70. Todd Terje feat. Bryan Ferry, “Johnny and Mary”
Norway’s preeminent purveyor of nü-disco slows the mirror ball’s spin for this Robert Palmer cover, which grounds and stands apart from an otherwise gleefully jittery debut album. In casting Roxy Music mastermind Bryan Ferry as lead vocalist, Todd Terje produces a dusky epic, an opera fit for the Reagan era but timeless all the same. K.M.
69. Rick Ross feat. Big Sean & Kanye West, “Sanctified”
A big-budget huddle where three major stars suss out the importance of paper-chasin’, champagne-sippin’, and achieving good ol’ fashioned redemption, arranged by DJ Mustard and co-producer / featured player / han-ker-chay-eff enthusiast Kanye West. The real heavy, though, is 60-year-old soul singer Betty Wright, who recorded the track’s golden-hued gospel hook as a last-minute favor. If only every other by-the-numbers blockbuster could be so blessed. K.M.
68. Protomartyr, “Maidenhead”
If there was such a genre as cold-weather surf-rock, Protomartyr might’ve invented it with Under Color of Official Right opener “Maidenhead,” its rollicking guitar, crashing drums, and gently rolling bass chilled by the cavernous production, and frontman Joe Casey’s portentous vocals, howling, “Don’t feel nothing for anyone / Don’t feel no love for anything.” Like the best Walkmen jams, it’s both rousing and roundly sobering. A.U.
67. Falls, “Please”
The Sydney folk-pop duo harmonize to the heavens on this passionate heartbreaker, written in the wake of the couple’s real-life romantic breakup. “Please” is a brutally honest cry to be noticed, made whole with quiet acoustic-guitar plucking and the persistent plinking of the same piano key, over and over. B.C.
66. Maddie & Tae, “Girl in a Country Song”
Things the best hit country songs usually are: catchy, relatable, clever, anthemic. Things the best hit country songs just about never are: sarcastic, self-referential, anti-establishment, shit-starting. Maddie & Tae have their cherry pie and eat it too in “Girl in a Country Song,” one of the smartest and most fun singles of any genre this year. “Girl” rightfully protests the generally crappy treatment of women in the pervasive bro-country of the day, even calling out hits by Thomas Rhett, Chris Young, and Tyler Farr by name, while packing a chorus so instantly memorable that radio stations had to play it, even as it badmouthed the rest of their playlist. It’d probably be a disaster, but we’re praying for an answer song anyway. A.U.
65. Lone, “2 Is 8”
The far-too-brief “2 is 8” has such a good, genre-spanning beat that it almost seems to beg for someone to lay a verse or two over it. But that would ruin the song’s sublime build and relaxed vibe, spruced up every minute or so by a delightful “Yay!” from a chorus of unseen children. Lone knew exactly what he was doing when he created this breezy soundscape, confidently bridging the gap between Boards of Canada and Clams Casino. JAMES GREBEY
64. Jessie Ware, “Tough Love”
Though her gloomily gorgeous debut album Devotion mined some emotional depths, the title track on Jessie Ware’s second effort goes for broke. It’s difficult not to empathize with the narrative the Brit offers: “When your heart becomes a million different pieces / That’s when you won’t be able to recognize this feeling.” The BenZel production shrouds Ware in an added layer of emotionally dense fog, leaving you grasping for more. B.C.

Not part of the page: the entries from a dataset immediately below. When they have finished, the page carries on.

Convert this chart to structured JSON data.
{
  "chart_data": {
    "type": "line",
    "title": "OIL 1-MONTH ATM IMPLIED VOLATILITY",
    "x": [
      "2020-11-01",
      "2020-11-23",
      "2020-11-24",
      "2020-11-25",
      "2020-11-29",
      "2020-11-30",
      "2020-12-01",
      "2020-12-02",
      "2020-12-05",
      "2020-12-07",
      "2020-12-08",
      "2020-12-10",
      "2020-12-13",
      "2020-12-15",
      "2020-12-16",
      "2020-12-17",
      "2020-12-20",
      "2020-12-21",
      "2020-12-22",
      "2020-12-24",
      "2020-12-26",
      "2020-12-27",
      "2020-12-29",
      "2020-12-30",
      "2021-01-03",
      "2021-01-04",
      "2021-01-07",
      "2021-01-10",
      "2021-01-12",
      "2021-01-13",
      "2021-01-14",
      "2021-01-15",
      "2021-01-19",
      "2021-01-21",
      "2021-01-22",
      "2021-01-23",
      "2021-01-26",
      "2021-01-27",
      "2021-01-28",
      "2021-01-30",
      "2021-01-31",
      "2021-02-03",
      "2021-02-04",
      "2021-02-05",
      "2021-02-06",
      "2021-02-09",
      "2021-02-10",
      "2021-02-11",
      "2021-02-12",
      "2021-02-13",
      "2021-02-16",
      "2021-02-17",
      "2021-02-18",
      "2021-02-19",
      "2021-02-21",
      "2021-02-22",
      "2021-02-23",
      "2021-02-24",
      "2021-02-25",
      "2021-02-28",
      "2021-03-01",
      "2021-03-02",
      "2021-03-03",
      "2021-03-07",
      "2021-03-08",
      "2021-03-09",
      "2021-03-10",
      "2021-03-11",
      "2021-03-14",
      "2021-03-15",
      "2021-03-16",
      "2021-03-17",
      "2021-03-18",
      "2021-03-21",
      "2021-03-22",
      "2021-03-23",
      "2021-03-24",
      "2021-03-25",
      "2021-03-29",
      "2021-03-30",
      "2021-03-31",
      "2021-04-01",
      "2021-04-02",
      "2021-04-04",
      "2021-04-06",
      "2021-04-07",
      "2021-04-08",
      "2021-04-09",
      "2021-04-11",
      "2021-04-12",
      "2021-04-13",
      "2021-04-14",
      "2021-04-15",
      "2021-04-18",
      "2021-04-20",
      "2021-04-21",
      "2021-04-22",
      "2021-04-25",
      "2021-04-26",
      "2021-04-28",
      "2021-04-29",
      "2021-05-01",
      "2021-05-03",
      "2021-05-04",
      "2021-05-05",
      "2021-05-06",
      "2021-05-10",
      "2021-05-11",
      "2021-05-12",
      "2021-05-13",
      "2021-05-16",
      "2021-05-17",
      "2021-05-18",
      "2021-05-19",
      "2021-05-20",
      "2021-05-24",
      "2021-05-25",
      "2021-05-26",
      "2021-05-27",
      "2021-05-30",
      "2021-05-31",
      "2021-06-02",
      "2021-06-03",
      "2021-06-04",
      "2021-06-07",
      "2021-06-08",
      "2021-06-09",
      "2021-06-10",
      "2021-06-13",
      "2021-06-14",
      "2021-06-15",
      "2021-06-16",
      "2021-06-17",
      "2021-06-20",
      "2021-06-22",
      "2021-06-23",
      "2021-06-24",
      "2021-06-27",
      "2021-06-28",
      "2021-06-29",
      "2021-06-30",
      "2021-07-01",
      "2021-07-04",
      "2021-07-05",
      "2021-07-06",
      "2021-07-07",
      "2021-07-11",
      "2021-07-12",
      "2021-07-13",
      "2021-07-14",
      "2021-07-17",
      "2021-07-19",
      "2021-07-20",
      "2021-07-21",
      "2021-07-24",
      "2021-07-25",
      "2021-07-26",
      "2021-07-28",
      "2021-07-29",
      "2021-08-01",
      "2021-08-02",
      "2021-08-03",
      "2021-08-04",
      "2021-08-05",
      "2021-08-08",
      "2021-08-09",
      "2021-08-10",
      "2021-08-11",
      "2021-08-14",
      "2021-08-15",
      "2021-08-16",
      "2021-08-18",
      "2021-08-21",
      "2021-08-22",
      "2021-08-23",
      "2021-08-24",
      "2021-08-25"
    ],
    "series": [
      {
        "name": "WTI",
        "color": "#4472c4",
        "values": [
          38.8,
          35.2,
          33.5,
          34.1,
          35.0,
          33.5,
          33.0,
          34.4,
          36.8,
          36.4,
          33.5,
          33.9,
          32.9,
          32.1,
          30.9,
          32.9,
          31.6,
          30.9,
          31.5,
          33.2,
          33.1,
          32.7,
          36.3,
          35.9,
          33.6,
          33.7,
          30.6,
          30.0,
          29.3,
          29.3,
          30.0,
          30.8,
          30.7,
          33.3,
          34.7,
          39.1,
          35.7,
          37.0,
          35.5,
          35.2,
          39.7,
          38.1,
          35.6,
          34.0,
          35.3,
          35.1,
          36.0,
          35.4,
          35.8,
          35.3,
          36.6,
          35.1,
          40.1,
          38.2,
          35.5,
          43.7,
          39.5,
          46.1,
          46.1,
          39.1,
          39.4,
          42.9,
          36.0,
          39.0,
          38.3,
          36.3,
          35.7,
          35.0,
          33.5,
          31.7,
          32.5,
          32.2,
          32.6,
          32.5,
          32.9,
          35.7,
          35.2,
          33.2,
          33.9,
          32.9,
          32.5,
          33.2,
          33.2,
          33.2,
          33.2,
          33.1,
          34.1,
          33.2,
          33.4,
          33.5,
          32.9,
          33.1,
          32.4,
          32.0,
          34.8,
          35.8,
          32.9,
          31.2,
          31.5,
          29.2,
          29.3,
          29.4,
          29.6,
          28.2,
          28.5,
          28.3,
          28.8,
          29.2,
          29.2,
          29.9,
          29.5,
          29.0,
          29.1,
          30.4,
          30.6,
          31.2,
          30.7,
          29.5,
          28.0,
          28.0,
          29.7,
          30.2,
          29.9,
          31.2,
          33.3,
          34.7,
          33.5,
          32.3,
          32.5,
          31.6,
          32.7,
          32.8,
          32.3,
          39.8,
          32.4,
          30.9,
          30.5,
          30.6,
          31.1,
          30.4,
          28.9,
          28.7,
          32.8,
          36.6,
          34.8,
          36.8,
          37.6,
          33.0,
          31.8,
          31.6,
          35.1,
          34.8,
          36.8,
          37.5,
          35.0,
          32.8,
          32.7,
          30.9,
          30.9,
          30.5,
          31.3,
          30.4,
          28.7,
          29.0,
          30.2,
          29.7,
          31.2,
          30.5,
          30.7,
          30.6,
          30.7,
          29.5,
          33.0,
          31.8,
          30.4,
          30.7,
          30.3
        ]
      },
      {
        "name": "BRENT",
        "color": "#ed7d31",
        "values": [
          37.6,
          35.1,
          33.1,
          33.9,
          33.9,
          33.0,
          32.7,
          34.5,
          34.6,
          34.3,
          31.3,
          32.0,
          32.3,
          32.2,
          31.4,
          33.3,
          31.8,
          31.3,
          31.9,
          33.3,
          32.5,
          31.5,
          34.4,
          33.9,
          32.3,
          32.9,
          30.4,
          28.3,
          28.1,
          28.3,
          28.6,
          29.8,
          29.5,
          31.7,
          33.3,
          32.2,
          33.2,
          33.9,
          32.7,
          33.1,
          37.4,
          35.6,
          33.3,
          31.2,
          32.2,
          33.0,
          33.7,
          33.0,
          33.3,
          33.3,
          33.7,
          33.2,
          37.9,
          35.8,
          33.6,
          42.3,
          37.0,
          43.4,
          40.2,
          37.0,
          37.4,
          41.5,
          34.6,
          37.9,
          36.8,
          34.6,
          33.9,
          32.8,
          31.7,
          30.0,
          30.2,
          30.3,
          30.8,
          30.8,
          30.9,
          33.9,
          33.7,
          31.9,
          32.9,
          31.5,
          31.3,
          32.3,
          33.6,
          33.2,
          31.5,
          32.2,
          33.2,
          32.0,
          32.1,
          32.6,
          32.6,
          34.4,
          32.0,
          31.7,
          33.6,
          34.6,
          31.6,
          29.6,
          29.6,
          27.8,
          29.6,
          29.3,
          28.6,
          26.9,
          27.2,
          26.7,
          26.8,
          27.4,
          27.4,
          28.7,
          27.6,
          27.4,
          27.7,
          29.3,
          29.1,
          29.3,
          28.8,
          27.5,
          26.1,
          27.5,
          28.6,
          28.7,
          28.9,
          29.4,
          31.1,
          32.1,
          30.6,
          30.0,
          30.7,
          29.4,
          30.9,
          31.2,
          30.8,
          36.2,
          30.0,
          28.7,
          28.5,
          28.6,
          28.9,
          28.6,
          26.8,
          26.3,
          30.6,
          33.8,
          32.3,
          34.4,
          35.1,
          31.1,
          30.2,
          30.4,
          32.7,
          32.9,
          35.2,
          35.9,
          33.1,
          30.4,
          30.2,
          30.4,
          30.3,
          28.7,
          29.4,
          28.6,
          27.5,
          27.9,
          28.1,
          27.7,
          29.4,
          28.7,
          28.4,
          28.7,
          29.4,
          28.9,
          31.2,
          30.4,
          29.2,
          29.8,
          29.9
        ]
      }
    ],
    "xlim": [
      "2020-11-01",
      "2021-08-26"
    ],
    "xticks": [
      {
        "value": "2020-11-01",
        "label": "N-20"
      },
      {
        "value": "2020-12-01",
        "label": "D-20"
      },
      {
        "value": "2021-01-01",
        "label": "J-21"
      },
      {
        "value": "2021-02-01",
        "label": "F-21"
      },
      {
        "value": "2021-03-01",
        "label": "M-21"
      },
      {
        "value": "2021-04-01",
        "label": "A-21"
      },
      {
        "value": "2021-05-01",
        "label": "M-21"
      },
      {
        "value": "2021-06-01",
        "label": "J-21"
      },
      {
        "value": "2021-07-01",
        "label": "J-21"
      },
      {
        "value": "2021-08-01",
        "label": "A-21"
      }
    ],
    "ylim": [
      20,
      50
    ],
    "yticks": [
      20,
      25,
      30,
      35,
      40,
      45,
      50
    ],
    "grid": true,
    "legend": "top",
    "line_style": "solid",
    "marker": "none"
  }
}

63. Jason Derulo feat. Snoop Dogg, “Wiggle”
For all his will.i.am-isms (“Go ahead, go ham sandwich”) and his goofy reputation, Derulo’s managed to carve out his own space in a year crowded with horny butt songs. “Wiggle” sounds like nothing else this year, with its whistle and folk-guitar intro making like Robert Plant about to a extol a hobbit, grinding to a halt for the sudden “You know what to do with that big fat butt!” and changing to an unforgettable riff tootled on a recorder, just like the one you had in fourth grade. A subtle reference to the maturity level on display (Snoop: “Damn baby, you’ve got a bright future behind you”)? Nah, there’s no subtlety in the best song comparing asses to interplanetary masses since “She Wants to Move.” D.W.
62. Ty Segall, “The Singer”
The crown jewel of Ty Segall’s most recent studio opus, and by far the best Suede song Brett Anderson never wrote. K.M.
61. Homeboy Sandman, “Problems”
Over a crumpling lo-fi pitter-patter that sounds like he’s pressed up against a rainy windowsill, the ultra-prolific, always-good Angel Del Villar II ponders his existence: how much sex he’s supposed to have in between visits to the clinic, exactly how much he likes independent movies, who to call, what to eat, who to lo-ove. In this meditative “Umi Says” mode, it’s not hard to imagine his options increasing exponentially. Someone hook him up with Ariana Grande stat. D.W.